In the above equation, the amplitudes are unknown, while the phases are zero. Using the proposed RLS parameter estimation method to estimate parameters \(a_1\), \(a_2\), \(a_3\) and \(a_4\), the parameter estimates and their estimation errors \(\delta :=\Vert \hat{{\varvec{\theta }}}(k)-{\varvec{\theta }}\Vert /\Vert {\varvec{\theta }}\Vert \) are displayed in Table 3. The parameter estimation errors versus k are shown in Fig. 6.

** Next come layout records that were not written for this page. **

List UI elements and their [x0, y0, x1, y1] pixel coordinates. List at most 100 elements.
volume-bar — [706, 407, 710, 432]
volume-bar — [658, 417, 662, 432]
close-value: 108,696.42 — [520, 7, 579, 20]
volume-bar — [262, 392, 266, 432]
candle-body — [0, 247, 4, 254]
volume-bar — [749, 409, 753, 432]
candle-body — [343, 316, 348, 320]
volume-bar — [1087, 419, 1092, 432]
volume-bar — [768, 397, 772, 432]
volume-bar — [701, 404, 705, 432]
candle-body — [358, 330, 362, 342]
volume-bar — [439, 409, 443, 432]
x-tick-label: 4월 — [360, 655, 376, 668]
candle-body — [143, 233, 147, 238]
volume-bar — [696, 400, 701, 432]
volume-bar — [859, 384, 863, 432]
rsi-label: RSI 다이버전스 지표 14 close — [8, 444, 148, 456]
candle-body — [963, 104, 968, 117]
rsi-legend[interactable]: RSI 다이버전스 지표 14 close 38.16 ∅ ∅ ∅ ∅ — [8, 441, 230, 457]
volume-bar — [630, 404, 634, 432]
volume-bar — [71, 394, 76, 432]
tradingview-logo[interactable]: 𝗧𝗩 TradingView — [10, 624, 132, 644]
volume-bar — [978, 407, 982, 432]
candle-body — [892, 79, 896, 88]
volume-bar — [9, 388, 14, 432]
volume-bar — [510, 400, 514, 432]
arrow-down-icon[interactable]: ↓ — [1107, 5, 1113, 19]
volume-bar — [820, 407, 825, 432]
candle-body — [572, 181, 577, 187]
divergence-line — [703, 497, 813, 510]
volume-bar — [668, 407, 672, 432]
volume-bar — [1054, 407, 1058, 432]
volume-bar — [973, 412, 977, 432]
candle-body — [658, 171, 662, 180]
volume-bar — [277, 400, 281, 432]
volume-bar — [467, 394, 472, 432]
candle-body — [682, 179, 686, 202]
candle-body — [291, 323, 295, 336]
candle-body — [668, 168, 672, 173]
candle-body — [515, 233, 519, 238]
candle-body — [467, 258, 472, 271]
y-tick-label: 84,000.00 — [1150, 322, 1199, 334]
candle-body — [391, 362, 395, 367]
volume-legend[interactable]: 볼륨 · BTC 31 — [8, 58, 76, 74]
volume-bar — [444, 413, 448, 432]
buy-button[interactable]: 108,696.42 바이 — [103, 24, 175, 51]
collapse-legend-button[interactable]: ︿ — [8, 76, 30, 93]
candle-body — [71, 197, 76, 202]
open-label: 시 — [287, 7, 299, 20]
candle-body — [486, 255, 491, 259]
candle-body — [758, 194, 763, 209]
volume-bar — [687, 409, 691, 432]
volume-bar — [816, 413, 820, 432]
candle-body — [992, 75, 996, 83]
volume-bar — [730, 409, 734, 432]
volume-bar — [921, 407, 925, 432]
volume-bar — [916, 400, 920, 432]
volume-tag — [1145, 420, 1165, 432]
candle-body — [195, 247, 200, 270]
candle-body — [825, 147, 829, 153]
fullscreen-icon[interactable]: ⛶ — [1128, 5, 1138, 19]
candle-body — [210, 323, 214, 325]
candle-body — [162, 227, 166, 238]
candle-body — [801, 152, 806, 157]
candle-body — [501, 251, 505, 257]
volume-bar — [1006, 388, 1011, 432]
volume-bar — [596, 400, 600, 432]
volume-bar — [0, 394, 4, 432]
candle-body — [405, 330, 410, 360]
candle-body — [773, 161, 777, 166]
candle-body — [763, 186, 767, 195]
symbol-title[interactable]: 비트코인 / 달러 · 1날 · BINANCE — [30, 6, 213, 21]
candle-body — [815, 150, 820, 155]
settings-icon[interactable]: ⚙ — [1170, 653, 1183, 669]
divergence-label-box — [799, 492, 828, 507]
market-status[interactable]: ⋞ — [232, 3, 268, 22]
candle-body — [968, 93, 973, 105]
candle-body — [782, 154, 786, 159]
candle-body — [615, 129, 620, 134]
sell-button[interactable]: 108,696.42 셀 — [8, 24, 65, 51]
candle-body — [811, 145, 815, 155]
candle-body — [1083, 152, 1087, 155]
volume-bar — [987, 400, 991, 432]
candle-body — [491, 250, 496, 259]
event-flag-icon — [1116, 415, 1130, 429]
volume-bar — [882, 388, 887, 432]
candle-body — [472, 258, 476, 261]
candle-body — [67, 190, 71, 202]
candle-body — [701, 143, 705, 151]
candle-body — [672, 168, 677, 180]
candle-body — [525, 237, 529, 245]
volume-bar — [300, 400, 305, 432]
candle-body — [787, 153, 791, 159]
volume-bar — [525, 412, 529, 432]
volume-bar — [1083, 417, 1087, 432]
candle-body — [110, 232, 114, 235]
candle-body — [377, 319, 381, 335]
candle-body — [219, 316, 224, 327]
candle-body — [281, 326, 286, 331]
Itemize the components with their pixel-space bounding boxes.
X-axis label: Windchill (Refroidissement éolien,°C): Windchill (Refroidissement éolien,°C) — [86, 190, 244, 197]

Choosing the estimated parameters with \(k=2000\) and \(\sigma ^2=0.20^2\), we obtain the following function

$$\begin{aligned} f(t)=2.54441\sin 3t+0.84968\sin 9t+0.51463\sin 15t+0.36396\sin 21t. \end{aligned}$$

The estimated square wave and the original square wave are shown in Fig. 7.

Fig. 5
figure 5

The square signal wave

Table 3 The RLS parameter estimates and the estimation errors for the square wave
Fig. 6
figure 6

The RLS estimation error \(\delta \) versus k of Example 2

Fig. 7
figure 7

The RLS square wave fitting curves of Example 2

From the simulation results, we can draw the following conclusions.

  1. 1.

    Table 1 and Fig. 1 show that the parameter estimates obtained by the MISG method become more accurate with the increasing in the innovation length p.

  2. 2.

    When \(p=1\), the MISG method degenerates into the SG method. From the last column in Table 1, it can be seen that the MISG method has higher accuracy than the SG method.

  3. 3.

    The parameter estimation errors given by the RLS algorithm become smaller with the increasing in k—see Figs. 3 and 6. The parameter estimation accuracy is related to the noise variance. The larger the noise variance is, the lower the parameter estimation accuracy is.

  4. 4.

    The fitting curve given by the RLS method is more closed to the actual signal curve than the fitting curve given by the MISG method—see Figs. 3 and 4. This means that the RLS algorithm has more effectiveness than the MISG method.

6 Conclusion

This paper considers the parameter estimation problems of the periodic signals based on the combination sine signals. According to the gradient searching, the SG parameter estimation algorithm for the combination sine signal is derived. On the basis of the SG algorithm, the MISG parameter estimation method is proposed for improving the estimation accuracy. Furthermore, the RLS parameter estimation algorithm is derived for enhancing the estimation accuracy by the function expansion. The simulation results show that the MISG algorithm and the RLS method can estimate the signal parameters. Because the RLS algorithm is derived by means of the linear optimization while the MISG method is deduced by means of the nonlinear optimization principle, the RLS algorithm has higher accuracy and stabilization than the MISG method. The method used in this paper can be extended to analyze the convergence of the identification algorithms for linear or nonlinear control systems [6, 20, 21] and applied to hybrid switching-impulsive dynamical networks [18] and uncertain chaotic delayed nonlinear systems [17] or applied to other fields [4, 33, 34].